Я поставил свою коляску рядом с другими, вынул Ванью, пристроился с ней на руках на каком-то выступе, снял с нее куртку и ботинки и осторожно спустил ее на пол в надежде, что она тоже поползает с остальными. В ее планы это не входило: она давно забыла это место, поэтому жалась ко мне и тянула руки. Я снова взял ее на колени. Отсюда она уже с интересом рассматривала других детей.
В коридоре появилась молодая красивая женщина с гитарой. Лет ей было примерно двадцать пять, длинные светлые волосы, пальто по колено, высокие черные сапоги. Она остановилась передо мной.
— Привет, — сказала она. — Вы на занятия? Я вас раньше не видела.
— Да, на занятия.
Я посмотрел на нее снизу вверх. Самая настоящая красавица.
— А вы записывались?
— Нет, — сказал я. — А надо было?
— Да, надо было. Сегодня все места заняты, к сожалению.
Вот она, благая весть.
— Очень жалко, — сказал я и встал.
— Но раз вы не знали, попробую как-нибудь приткнуть вас в группу. В виде исключения. Но только сегодня, дальше будете записываться.

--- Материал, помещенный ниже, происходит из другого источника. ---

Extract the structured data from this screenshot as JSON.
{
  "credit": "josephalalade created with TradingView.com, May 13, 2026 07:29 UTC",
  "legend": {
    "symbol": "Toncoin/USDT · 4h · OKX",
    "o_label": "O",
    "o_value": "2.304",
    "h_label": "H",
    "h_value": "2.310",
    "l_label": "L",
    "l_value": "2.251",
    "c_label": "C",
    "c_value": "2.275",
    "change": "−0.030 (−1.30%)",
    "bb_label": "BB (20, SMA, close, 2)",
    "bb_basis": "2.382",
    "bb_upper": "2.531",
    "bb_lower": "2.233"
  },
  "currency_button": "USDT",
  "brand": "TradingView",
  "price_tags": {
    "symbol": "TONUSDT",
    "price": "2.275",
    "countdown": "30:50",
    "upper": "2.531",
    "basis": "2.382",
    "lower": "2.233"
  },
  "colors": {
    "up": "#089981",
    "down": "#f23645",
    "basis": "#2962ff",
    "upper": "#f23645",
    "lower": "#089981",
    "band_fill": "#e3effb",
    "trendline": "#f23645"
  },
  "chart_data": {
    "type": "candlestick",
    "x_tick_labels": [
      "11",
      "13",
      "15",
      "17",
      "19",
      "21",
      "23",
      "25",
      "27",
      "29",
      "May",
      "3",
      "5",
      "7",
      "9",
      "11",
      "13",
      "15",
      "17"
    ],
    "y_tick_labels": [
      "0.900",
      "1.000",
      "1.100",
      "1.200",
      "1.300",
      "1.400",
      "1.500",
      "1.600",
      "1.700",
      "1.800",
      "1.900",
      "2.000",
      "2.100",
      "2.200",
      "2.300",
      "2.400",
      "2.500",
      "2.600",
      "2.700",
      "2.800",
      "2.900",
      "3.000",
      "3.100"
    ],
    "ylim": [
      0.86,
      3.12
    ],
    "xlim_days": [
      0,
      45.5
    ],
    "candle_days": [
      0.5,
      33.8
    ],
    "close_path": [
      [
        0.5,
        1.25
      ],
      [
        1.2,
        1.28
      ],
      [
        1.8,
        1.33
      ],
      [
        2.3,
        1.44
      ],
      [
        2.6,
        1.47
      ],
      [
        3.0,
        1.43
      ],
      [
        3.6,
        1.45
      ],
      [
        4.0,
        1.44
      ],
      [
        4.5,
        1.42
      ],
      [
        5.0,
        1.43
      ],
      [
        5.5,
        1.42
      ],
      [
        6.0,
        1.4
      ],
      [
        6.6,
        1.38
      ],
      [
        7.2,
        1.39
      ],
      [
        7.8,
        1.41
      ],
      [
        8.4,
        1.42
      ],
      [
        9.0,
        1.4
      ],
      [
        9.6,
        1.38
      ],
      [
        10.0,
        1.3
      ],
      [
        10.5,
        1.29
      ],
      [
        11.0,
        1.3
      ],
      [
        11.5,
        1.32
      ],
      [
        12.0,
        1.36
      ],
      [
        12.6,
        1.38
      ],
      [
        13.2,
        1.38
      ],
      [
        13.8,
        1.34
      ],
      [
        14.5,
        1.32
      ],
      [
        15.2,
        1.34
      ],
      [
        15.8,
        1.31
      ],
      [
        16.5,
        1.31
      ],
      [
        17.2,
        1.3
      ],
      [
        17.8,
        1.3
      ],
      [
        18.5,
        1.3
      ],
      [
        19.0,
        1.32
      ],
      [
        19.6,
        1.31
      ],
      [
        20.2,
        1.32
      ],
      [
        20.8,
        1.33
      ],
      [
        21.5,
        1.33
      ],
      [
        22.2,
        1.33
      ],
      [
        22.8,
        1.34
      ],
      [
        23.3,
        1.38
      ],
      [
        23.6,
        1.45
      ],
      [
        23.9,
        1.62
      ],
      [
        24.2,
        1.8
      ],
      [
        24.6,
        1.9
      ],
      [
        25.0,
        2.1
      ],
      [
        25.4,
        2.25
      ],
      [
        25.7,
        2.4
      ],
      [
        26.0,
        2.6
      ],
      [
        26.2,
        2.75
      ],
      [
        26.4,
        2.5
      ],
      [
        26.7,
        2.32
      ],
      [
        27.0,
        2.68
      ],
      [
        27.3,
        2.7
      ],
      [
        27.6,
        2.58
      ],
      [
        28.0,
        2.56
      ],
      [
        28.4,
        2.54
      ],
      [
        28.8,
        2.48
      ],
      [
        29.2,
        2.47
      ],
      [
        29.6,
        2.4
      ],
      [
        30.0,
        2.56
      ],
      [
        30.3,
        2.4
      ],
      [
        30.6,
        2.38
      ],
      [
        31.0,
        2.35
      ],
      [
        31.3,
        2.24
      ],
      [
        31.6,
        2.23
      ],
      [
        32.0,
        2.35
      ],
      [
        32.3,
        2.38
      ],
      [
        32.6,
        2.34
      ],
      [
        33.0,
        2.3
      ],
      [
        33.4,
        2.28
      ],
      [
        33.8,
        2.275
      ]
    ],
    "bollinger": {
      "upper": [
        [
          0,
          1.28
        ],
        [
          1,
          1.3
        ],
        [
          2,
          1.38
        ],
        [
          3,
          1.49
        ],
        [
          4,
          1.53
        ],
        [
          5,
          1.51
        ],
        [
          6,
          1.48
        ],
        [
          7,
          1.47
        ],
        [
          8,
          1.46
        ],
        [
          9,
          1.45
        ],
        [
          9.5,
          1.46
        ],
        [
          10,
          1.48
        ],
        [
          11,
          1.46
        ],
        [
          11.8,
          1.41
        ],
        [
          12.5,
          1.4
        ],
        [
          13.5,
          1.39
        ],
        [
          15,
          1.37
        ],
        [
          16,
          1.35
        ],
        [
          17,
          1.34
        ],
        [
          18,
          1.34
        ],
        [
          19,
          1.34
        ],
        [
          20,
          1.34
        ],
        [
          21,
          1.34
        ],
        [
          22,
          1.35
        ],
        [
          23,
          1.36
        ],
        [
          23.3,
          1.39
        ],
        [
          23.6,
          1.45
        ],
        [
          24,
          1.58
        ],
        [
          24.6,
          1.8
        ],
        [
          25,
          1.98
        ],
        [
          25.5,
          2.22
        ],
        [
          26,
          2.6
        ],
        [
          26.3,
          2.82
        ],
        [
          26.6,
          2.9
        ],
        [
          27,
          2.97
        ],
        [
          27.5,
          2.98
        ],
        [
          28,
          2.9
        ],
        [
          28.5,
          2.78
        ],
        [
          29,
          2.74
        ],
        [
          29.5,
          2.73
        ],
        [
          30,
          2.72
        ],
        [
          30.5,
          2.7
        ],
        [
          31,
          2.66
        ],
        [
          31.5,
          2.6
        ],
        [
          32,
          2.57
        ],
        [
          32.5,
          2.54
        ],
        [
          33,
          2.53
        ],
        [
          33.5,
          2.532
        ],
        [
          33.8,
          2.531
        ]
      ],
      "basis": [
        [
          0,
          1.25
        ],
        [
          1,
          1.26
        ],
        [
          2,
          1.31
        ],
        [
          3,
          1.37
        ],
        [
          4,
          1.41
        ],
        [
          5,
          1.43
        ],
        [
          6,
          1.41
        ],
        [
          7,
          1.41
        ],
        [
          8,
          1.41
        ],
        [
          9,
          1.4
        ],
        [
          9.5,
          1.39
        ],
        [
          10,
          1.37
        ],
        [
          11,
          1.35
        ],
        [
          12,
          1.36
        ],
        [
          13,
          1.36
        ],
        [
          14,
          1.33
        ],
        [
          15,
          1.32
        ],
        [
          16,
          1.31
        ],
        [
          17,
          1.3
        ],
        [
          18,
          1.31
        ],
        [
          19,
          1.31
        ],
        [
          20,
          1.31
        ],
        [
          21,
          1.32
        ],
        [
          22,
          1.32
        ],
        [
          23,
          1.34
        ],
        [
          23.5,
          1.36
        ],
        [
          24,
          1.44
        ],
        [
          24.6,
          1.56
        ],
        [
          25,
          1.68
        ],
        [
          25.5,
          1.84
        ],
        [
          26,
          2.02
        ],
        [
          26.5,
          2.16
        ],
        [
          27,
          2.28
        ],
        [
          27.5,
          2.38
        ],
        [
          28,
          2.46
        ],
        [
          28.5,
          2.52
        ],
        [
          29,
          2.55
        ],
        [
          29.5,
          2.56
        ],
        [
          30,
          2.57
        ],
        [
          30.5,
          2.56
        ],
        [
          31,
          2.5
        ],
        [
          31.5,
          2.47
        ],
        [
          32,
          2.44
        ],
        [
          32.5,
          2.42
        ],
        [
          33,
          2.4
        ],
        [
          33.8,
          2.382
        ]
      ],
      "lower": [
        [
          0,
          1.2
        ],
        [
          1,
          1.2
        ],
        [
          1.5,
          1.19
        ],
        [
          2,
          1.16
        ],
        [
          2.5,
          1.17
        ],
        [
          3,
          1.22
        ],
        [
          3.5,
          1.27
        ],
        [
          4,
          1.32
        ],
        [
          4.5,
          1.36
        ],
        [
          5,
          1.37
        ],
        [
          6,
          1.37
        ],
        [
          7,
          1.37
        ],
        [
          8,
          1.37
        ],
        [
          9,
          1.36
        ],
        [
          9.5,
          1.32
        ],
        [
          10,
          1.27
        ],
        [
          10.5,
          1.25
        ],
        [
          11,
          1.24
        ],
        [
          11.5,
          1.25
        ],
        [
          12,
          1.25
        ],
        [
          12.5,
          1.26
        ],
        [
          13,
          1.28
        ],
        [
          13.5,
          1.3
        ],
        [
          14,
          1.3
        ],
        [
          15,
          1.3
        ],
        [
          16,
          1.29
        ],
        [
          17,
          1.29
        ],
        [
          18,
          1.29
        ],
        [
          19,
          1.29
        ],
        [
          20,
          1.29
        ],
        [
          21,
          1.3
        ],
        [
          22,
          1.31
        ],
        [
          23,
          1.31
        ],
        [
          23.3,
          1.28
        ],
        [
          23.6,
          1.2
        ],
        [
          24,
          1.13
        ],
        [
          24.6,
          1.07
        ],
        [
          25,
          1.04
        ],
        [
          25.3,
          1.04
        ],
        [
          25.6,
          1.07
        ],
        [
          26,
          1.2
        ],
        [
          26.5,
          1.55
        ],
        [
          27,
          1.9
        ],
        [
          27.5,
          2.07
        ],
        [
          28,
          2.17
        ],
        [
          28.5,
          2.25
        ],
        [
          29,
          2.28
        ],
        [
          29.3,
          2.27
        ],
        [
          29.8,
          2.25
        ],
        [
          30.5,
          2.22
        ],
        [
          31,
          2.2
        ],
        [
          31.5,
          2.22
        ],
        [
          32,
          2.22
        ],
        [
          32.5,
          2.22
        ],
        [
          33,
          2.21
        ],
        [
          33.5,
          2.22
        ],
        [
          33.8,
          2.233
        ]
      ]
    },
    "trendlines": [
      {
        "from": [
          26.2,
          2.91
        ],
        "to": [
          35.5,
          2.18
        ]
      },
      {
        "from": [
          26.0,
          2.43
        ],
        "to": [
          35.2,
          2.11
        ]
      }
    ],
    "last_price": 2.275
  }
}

— Большое спасибо, — сказал я.
Она улыбнулась красивой улыбкой. Открыла дверь и зашла в комнату. Я подался вперед и увидел, что она положила гитару в чехле на пол, сняла с себя пальто, шарф и повесила его на спинку стула в глубине комнаты. От нее исходило свежее, легкое, весеннее обаяние.
Я почувствовал, что это чревато последствиями, и подумал, что лучше бы уйти. Но я притащился на занятия не ради себя, а для Ваньи и Линды. Так что я остался. Ванье было восемь месяцев, и ее завораживало любое даже подобие представления. А тут она будет в нем участвовать.
Мало-помалу помещение наводнилось женщинами с колясками и наполнилось болтовней, смехом, кашлем, переодеваниями, переобуваниями, возней с сумками. Мне казалось, все приходят компаниями, по двое или по трое. Одиночек, кроме меня, похоже, не было. Но за несколько минут до начала пришли порознь еще двое отцов. По тому, как они держались, я понял, что они незнакомы между собой. Один из них, мелкий, но с большой головой, в очках, кивнул мне. У меня руки зачесались дать ему в лоб. Что он имеет в виду? Что мы из одного профсоюза? Наконец, комбинезоны оказались сняты, за ними — шлемы и ботинки, бутылки и погремушки забраны, а дети спущены на пол.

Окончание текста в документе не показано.